I pulled myself closer to the cage door and she let out that terrifying guttural growl. When I gently took hold of her torso, her jaws snapped shut and pain shot through my arm.
Footsteps echoed from the garage. The enforcers were coming. Any moment I’d hear their orders. Guns would rise. They’d shoot Benjamin, since they knew no better.
Desperate, I yanked her from the carriage, far too violently, and rolled onto my back. She continued to growl. The pain sparked up my arm like lightning. Her claws scratched at my ribs.
I pushed her down the slope towards the forest.
Mercifully, she released my arm and padded about ten meters away. The growl stopped.
“Go!” I yelled, but she simply looked back from the pitchy darkness, her eyes like phosphorescent orbs.

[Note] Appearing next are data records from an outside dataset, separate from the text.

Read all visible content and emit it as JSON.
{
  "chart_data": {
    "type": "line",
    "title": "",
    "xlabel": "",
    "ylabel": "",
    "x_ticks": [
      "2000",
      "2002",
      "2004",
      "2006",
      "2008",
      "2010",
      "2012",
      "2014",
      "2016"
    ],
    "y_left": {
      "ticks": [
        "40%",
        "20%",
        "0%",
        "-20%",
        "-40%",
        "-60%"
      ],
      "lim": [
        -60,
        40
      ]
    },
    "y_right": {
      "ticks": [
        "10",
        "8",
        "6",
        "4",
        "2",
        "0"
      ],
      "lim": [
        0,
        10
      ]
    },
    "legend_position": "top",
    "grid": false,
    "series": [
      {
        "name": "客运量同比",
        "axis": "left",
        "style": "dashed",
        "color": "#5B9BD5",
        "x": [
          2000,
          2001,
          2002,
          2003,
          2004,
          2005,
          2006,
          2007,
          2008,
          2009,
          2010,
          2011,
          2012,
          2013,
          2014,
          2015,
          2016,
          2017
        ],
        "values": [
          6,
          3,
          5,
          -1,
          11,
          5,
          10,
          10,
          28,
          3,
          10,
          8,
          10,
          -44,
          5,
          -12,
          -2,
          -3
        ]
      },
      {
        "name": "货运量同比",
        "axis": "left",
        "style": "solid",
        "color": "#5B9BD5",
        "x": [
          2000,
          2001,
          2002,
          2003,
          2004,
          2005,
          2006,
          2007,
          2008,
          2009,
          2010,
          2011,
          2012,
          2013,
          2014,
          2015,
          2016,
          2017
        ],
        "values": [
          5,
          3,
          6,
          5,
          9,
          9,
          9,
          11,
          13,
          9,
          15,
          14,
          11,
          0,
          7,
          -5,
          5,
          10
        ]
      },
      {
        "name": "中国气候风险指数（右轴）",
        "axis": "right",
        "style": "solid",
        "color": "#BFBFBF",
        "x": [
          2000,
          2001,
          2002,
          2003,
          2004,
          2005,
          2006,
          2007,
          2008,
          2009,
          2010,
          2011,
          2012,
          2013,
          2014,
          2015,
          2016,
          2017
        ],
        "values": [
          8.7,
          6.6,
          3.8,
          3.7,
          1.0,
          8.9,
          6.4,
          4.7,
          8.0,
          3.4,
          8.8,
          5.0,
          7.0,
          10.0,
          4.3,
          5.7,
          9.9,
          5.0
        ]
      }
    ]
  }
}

Then Grimley was above me. I felt another presence behind us, but I dared not look back. I couldn’t bear to see the gun.
A click. The loading of a bullet.
“She’s really beautiful, isn’t she?” said Grimley.
“Don’t shoot her,” I begged.
“Shoot her?” Grimley sounded puzzled.
Another click. I turned to see Thien with his SLR camera, taking some final photos. When I turned back, Benjamin was gone, disappeared into the forest like a ghost. A minute later a haunting howl went up. Then everything was silent again.